Three decades after BR was privatised in the early to mid-nineties — around the season when Africa was hit by the privatisation fashion — there is emerging consensus by both conservative and liberal parties that it is time the major public transport system reverts to state management.

 

Yes, there are major services that should be rendered by the state, and the public must not be abandoned to the vagaries of purely profit-motivated capitalism.

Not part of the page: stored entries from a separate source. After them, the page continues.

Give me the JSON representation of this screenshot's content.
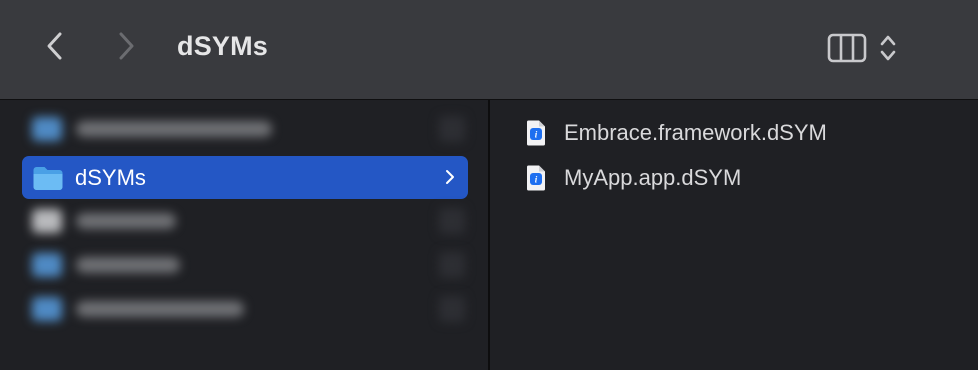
{
  "toolbar": {
    "title": "dSYMs",
    "back_icon": "chevron-left-icon",
    "forward_icon": "chevron-right-icon",
    "view_icon": "columns-view-icon",
    "view_options_icon": "chevron-up-down-icon"
  },
  "sidebar": {
    "selected": {
      "label": "dSYMs",
      "icon": "folder-icon",
      "disclosure_icon": "chevron-right-icon"
    }
  },
  "files": [
    {
      "name": "Embrace.framework.dSYM",
      "icon": "document-icon"
    },
    {
      "name": "MyApp.app.dSYM",
      "icon": "document-icon"
    }
  ],
  "colors": {
    "toolbar_bg": "#393a3e",
    "content_bg": "#1f2024",
    "selection": "#2457c5",
    "text": "#d9d9db",
    "folder_blue": "#5fb3f0"
  }
}
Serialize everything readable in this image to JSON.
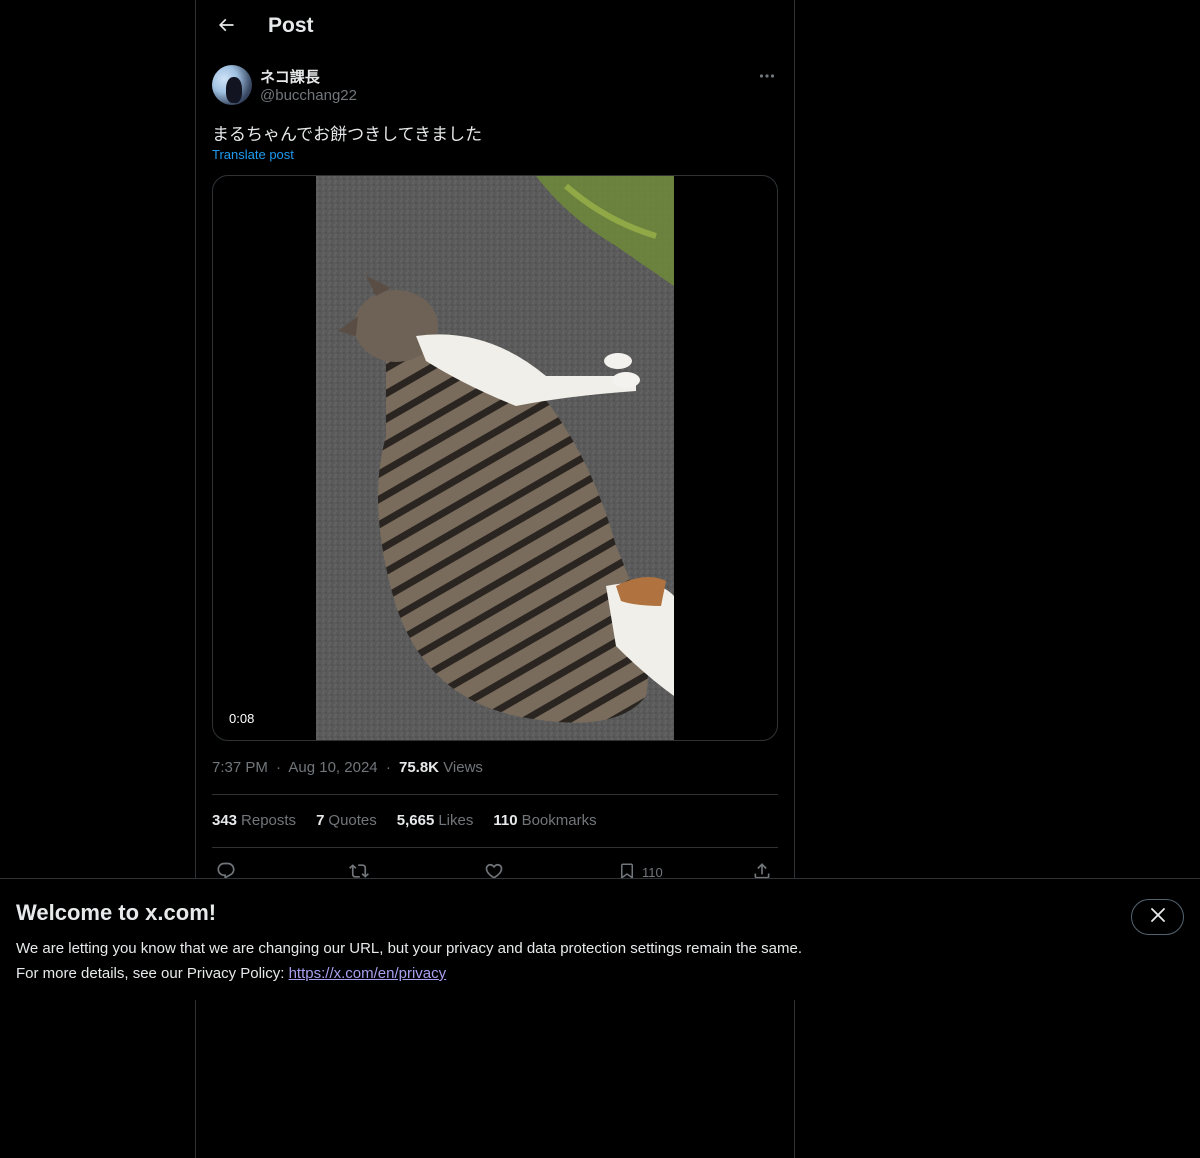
{
  "header": {
    "title": "Post"
  },
  "author": {
    "display_name": "ネコ課長",
    "handle": "@bucchang22"
  },
  "post": {
    "text": "まるちゃんでお餅つきしてきました",
    "translate_label": "Translate post",
    "video_duration": "0:08",
    "time": "7:37 PM",
    "date": "Aug 10, 2024",
    "separator": "·",
    "views_count": "75.8K",
    "views_label": "Views"
  },
  "stats": [
    {
      "count": "343",
      "label": "Reposts"
    },
    {
      "count": "7",
      "label": "Quotes"
    },
    {
      "count": "5,665",
      "label": "Likes"
    },
    {
      "count": "110",
      "label": "Bookmarks"
    }
  ],
  "actions": {
    "icons": [
      "reply-icon",
      "repost-icon",
      "like-icon",
      "bookmark-icon",
      "share-icon"
    ],
    "bookmark_count": "110"
  },
  "banner": {
    "title": "Welcome to x.com!",
    "line1": "We are letting you know that we are changing our URL, but your privacy and data protection settings remain the same.",
    "line2_prefix": "For more details, see our Privacy Policy: ",
    "link_text": "https://x.com/en/privacy"
  },
  "colors": {
    "background": "#000000",
    "text": "#e7e9ea",
    "muted": "#71767b",
    "accent": "#1d9bf0",
    "border": "#2f3336",
    "link": "#a99ff0"
  }
}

It is not enough to only argue that government is not good at doing business, because some business is government business.

 

Since we copied many of our systems from the British — including wigs for judges — we may as well copy the humility to accept if certain fashions don’t work.

 

Another piece of news from the UK, besides football, was of this conservative MP Tim Loughton, who caused a stir by getting summarily deported from Djibouti and claiming the small African country was just doing China’s bidding because he recently rubbed Beijing the wrong way.

 

China has dismissed the accusation as baseless, and Africa still respects China for not meddling in its politics, even as it negotiates economic partnerships. China generously co-funded the construction of Djibouti’s super modern multipurpose port.

 

What can African leaders learn from the Loughton Djibouti kerfuffle? The race to think for and manage Africa by outsiders is still on and attracting new players.

 

While China has described the Loughton accusation as lies, it shows that the accusing (and presumably informed) Britons suspect other powerful countries to be on a quest to influence African thinking and actions.

 

And while the new bidders for Africa’s resources are on the increase including Russia, the US, Middle Eastern newly rich states, and India, even declining powers like France, which is losing ground in West Africa, could be looking for weaker states to gain a new foothold.

 

My Ugandan people describe such a situation as treating a community like “like a widow’s house,” because the poor, defenceless woman is susceptible to having her door kicked open by any local bully. Yes, these small and weak countries are not insignificant and offer fertile ground for the indirect re-colonisation of the continent.

 

Djibouti, for example, may be small —at only 23,000square kilometres, with a population of one million doing hardly any farming, thus relying on imports for most of its food — but it is so strategically located that the African Union should look at it as precious territory that must be protected from external political influences.

 

It commands the southern entrance into the Red Sea, thus linking Africa to the Middle East. So if several foreign powers have military bases in Djibouti, why shouldn’t the AU, with its growing “peace kitty,” now be worth some hundreds of millions of dollars?

 

At a bilateral level, Ethiopia and Djibouti are doing impressively well in developing infrastructure such as the railway link, a whole 750 kilometres of it electrified. The AU should be looking at more such projects linking up the whole continent to increase internal trade with the continental market, the fastest growing in the world.

 

And, while at it, the AU should be resolutely pushing out fossil-fuel-based transportation the way Ethiopia is doing, without even making much noise about it. Ethiopia can be quite resolute in conceiving and implementing projects, and surely the AU, being headquartered in Addis Ababa, should be taking a leaf rather than looking on as external interests treat the continent like a Ugandan widow’s house.